Growing multi-experts network may be viewed as a multi-dimensional interpolator. However, common to many other forms of interpolators, the validity of the model formed by the GMN model is closely related to the boundaries of the training data. Once outside of these bounds it can usually be assumed that the ‘performance’ of the model will degenerate rapidly with the distance from the boundary. In “real world” industrial applications, it is rare to have access to training data that covers the entire input space. It becomes necessary, therefore, to determine the interpolation domain for a given training set. When the training set is fully representative of the inputs to the neural network during application, the network approximation can therefore appropriately by described as interpolation between training examples. On the other hand, if the training set can only represent certain features of the application at hand and it is expected that inputs from time to time will differ distinctly from those in the training set, the network requires extrapolation to regions where no samples have occurred. In the former case, smoothness and robustness are typically the most important requirements for sensible interpolation. The latter case, on the other hand, must satisfy the additional requirement that points away from the training set should be treated appropriately, which in practice means that they should be identified as such. Therefore, it is important for GMN model to identify those regions of feature space that have not been sampled. This has called for the implementation of certainty factor as extrapolation indicator in GMN model. In order to ensure sensible interpolation, additional local expert model will be inserted in the suspected extrapolation region. In this paper, GMN model implements a novelty-based node insertion approach in contrast with error-based insertion strategy. Furthermore, the newly proposed GMN model will adopt fully recursive learning scheme, coupled with on-line growing and pruning approach to obtain ‘minimal’ GMN model.

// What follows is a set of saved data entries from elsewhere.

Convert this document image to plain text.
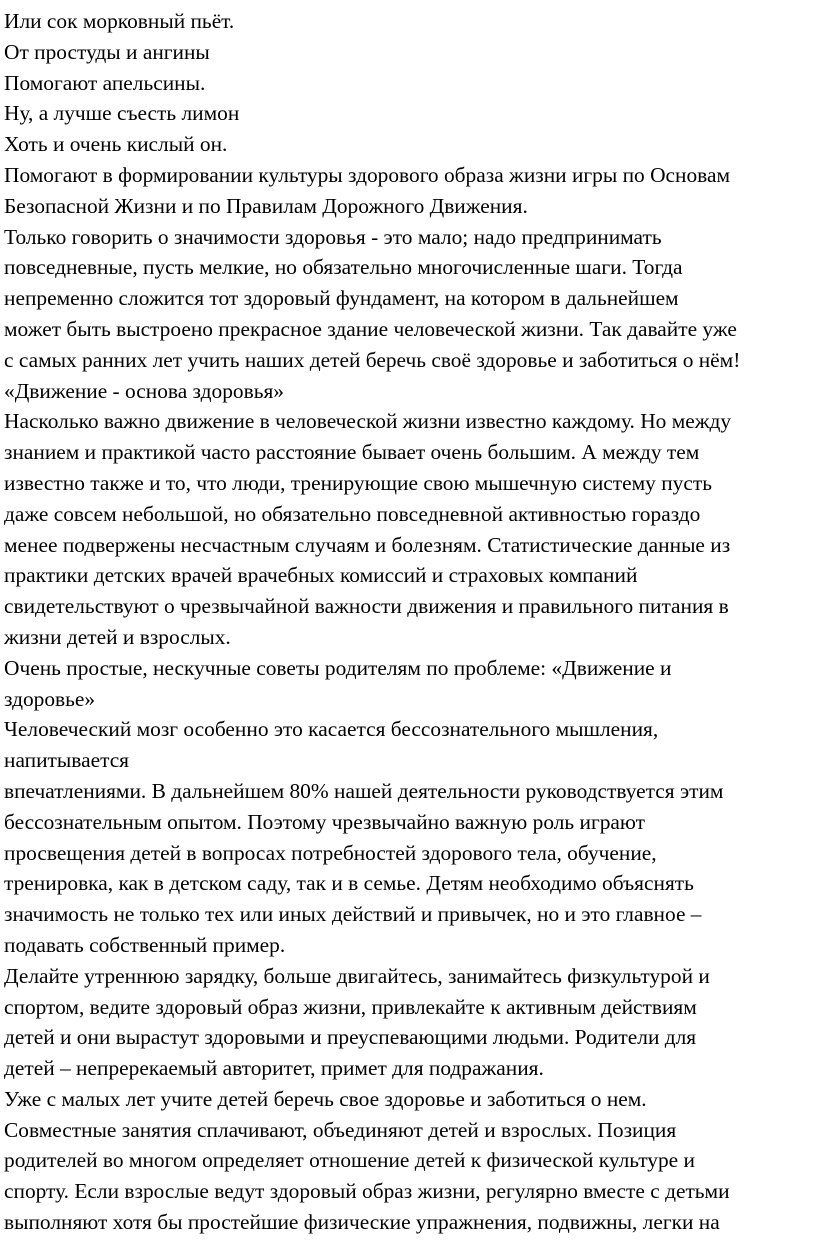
Или сок морковный пьёт.
От простуды и ангины
Помогают апельсины.
Ну, а лучше съесть лимон
Хоть и очень кислый он.
Помогают в формировании культуры здорового образа жизни игры по Основам
Безопасной Жизни и по Правилам Дорожного Движения.
Только говорить о значимости здоровья - это мало; надо предпринимать
повседневные, пусть мелкие, но обязательно многочисленные шаги. Тогда
непременно сложится тот здоровый фундамент, на котором в дальнейшем
может быть выстроено прекрасное здание человеческой жизни. Так давайте уже
с самых ранних лет учить наших детей беречь своё здоровье и заботиться о нём!
«Движение - основа здоровья»
Насколько важно движение в человеческой жизни известно каждому. Но между
знанием и практикой часто расстояние бывает очень большим. А между тем
известно также и то, что люди, тренирующие свою мышечную систему пусть
даже совсем небольшой, но обязательно повседневной активностью гораздо
менее подвержены несчастным случаям и болезням. Статистические данные из
практики детских врачей врачебных комиссий и страховых компаний
свидетельствуют о чрезвычайной важности движения и правильного питания в
жизни детей и взрослых.
Очень простые, нескучные советы родителям по проблеме: «Движение и
здоровье»
Человеческий мозг особенно это касается бессознательного мышления,
напитывается
впечатлениями. В дальнейшем 80% нашей деятельности руководствуется этим
бессознательным опытом. Поэтому чрезвычайно важную роль играют
просвещения детей в вопросах потребностей здорового тела, обучение,
тренировка, как в детском саду, так и в семье. Детям необходимо объяснять
значимость не только тех или иных действий и привычек, но и это главное –
подавать собственный пример.
Делайте утреннюю зарядку, больше двигайтесь, занимайтесь физкультурой и
спортом, ведите здоровый образ жизни, привлекайте к активным действиям
детей и они вырастут здоровыми и преуспевающими людьми. Родители для
детей – непререкаемый авторитет, примет для подражания.
Уже с малых лет учите детей беречь свое здоровье и заботиться о нем.
Совместные занятия сплачивают, объединяют детей и взрослых. Позиция
родителей во многом определяет отношение детей к физической культуре и
спорту. Если взрослые ведут здоровый образ жизни, регулярно вместе с детьми
выполняют хотя бы простейшие физические упражнения, подвижны, легки на
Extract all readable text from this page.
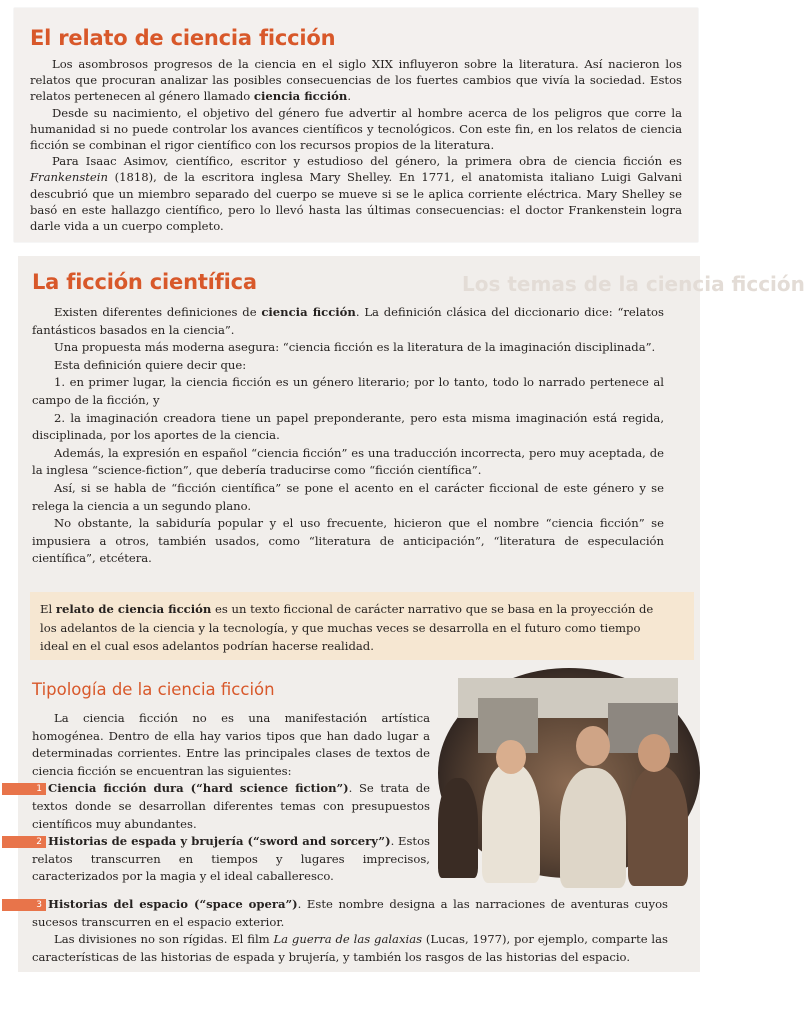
Los temas de la ciencia ficción
El relato de ciencia ficción

Los asombrosos progresos de la ciencia en el siglo XIX influyeron sobre la literatura. Así nacieron los relatos que procuran analizar las posibles consecuencias de los fuertes cambios que vivía la sociedad. Estos relatos pertenecen al género llamado ciencia ficción.

Desde su nacimiento, el objetivo del género fue advertir al hombre acerca de los peligros que corre la humanidad si no puede controlar los avances científicos y tecnológicos. Con este fin, en los relatos de ciencia ficción se combinan el rigor científico con los recursos propios de la literatura.

Para Isaac Asimov, científico, escritor y estudioso del género, la primera obra de ciencia ficción es Frankenstein (1818), de la escritora inglesa Mary Shelley. En 1771, el anatomista italiano Luigi Galvani descubrió que un miembro separado del cuerpo se mueve si se le aplica corriente eléctrica. Mary Shelley se basó en este hallazgo científico, pero lo llevó hasta las últimas consecuencias: el doctor Frankenstein logra darle vida a un cuerpo completo.

La ficción científica

Existen diferentes definiciones de ciencia ficción. La definición clásica del diccionario dice: “relatos fantásticos basados en la ciencia”.

Una propuesta más moderna asegura: “ciencia ficción es la literatura de la imaginación disciplinada”.

Esta definición quiere decir que:

1. en primer lugar, la ciencia ficción es un género literario; por lo tanto, todo lo narrado pertenece al campo de la ficción, y

2. la imaginación creadora tiene un papel preponderante, pero esta misma imaginación está regida, disciplinada, por los aportes de la ciencia.

Además, la expresión en español “ciencia ficción” es una traducción incorrecta, pero muy aceptada, de la inglesa “science-fiction”, que debería traducirse como “ficción científica”.

Así, si se habla de “ficción científica” se pone el acento en el carácter ficcional de este género y se relega la ciencia a un segundo plano.

No obstante, la sabiduría popular y el uso frecuente, hicieron que el nombre “ciencia ficción” se impusiera a otros, también usados, como “literatura de anticipación”, “literatura de especulación científica”, etcétera.

El relato de ciencia ficción es un texto ficcional de carácter narrativo que se basa en la proyección de los adelantos de la ciencia y la tecnología, y que muchas veces se desarrolla en el futuro como tiempo ideal en el cual esos adelantos podrían hacerse realidad.
Tipología de la ciencia ficción

La ciencia ficción no es una manifestación artística homogénea. Dentro de ella hay varios tipos que han dado lugar a determinadas corrientes. Entre las principales clases de textos de ciencia ficción se encuentran las siguientes:

1 Ciencia ficción dura (“hard science fiction”). Se trata de textos donde se desarrollan diferentes temas con presupuestos científicos muy abundantes.

2 Historias de espada y brujería (“sword and sorcery”). Estos relatos transcurren en tiempos y lugares imprecisos, caracterizados por la magia y el ideal caballeresco.

3 Historias del espacio (“space opera”). Este nombre designa a las narraciones de aventuras cuyos sucesos transcurren en el espacio exterior.

Las divisiones no son rígidas. El film La guerra de las galaxias (Lucas, 1977), por ejemplo, comparte las características de las historias de espada y brujería, y también los rasgos de las historias del espacio.
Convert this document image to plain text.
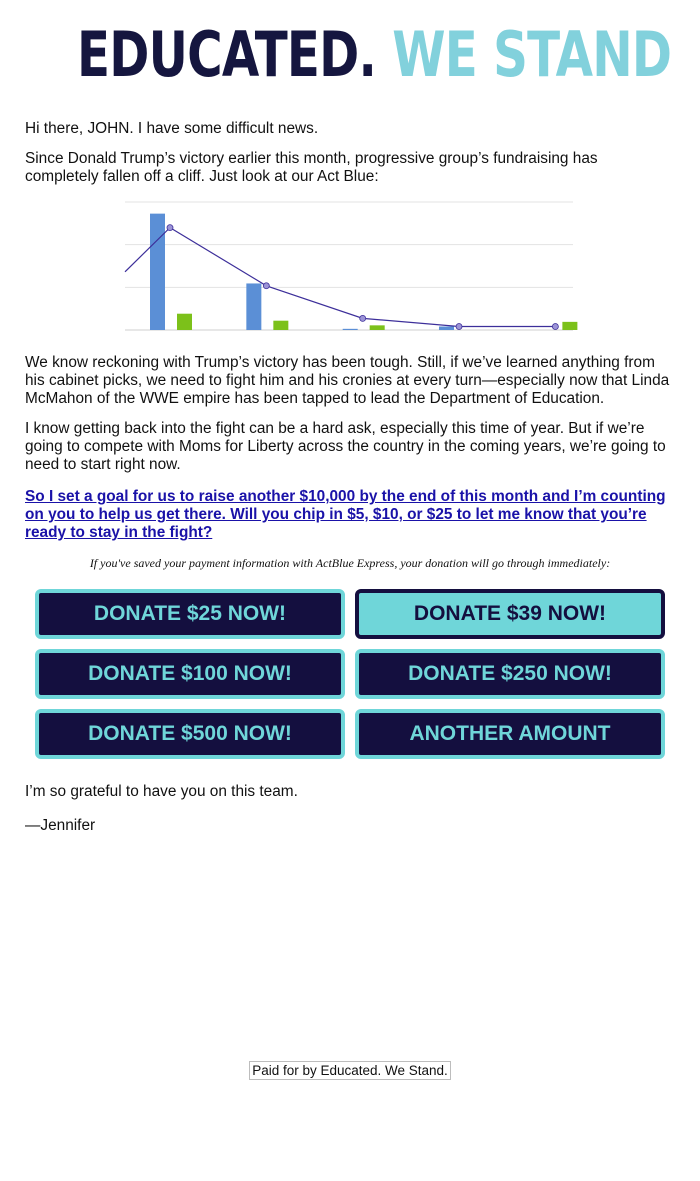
EDUCATED. WE STAND

Hi there, JOHN. I have some difficult news.

Since Donald Trump’s victory earlier this month, progressive group’s fundraising has completely fallen off a cliff. Just look at our Act Blue:

We know reckoning with Trump’s victory has been tough. Still, if we’ve learned anything from his cabinet picks, we need to fight him and his cronies at every turn—especially now that Linda McMahon of the WWE empire has been tapped to lead the Department of Education.

I know getting back into the fight can be a hard ask, especially this time of year. But if we’re going to compete with Moms for Liberty across the country in the coming years, we’re going to need to start right now.

So I set a goal for us to raise another $10,000 by the end of this month and I’m counting on you to help us get there. Will you chip in $5, $10, or $25 to let me know that you’re ready to stay in the fight?
If you've saved your payment information with ActBlue Express, your donation will go through immediately:
DONATE $25 NOW!	DONATE $39 NOW!
DONATE $100 NOW!	DONATE $250 NOW!
DONATE $500 NOW!	ANOTHER AMOUNT

I’m so grateful to have you on this team.

—Jennifer

Paid for by Educated. We Stand.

The rest of this paper is organized as follows: related work is briefly described in Section 2. GMN architecture is explained in Section 3. Section 4 devotes to the description of certain factor as extrapolation indicator. Section 5 illustrates the extrapolation problem of GMN model and the efficacy of certainty factor to counteract this problem. Section 6 presents the novelty-based node insertion strategy and on-line GMN learning algorithm. Section 7 denotes GMN equivalence to fuzzy model. The performance of the proposed algorithm is illustrated with benchmark problems in Section 8. The performance of GMN is further assessed using a continuous-stirred tank reactor (CSTR) model in Section 9. Finally, Section 10 concludes the paper.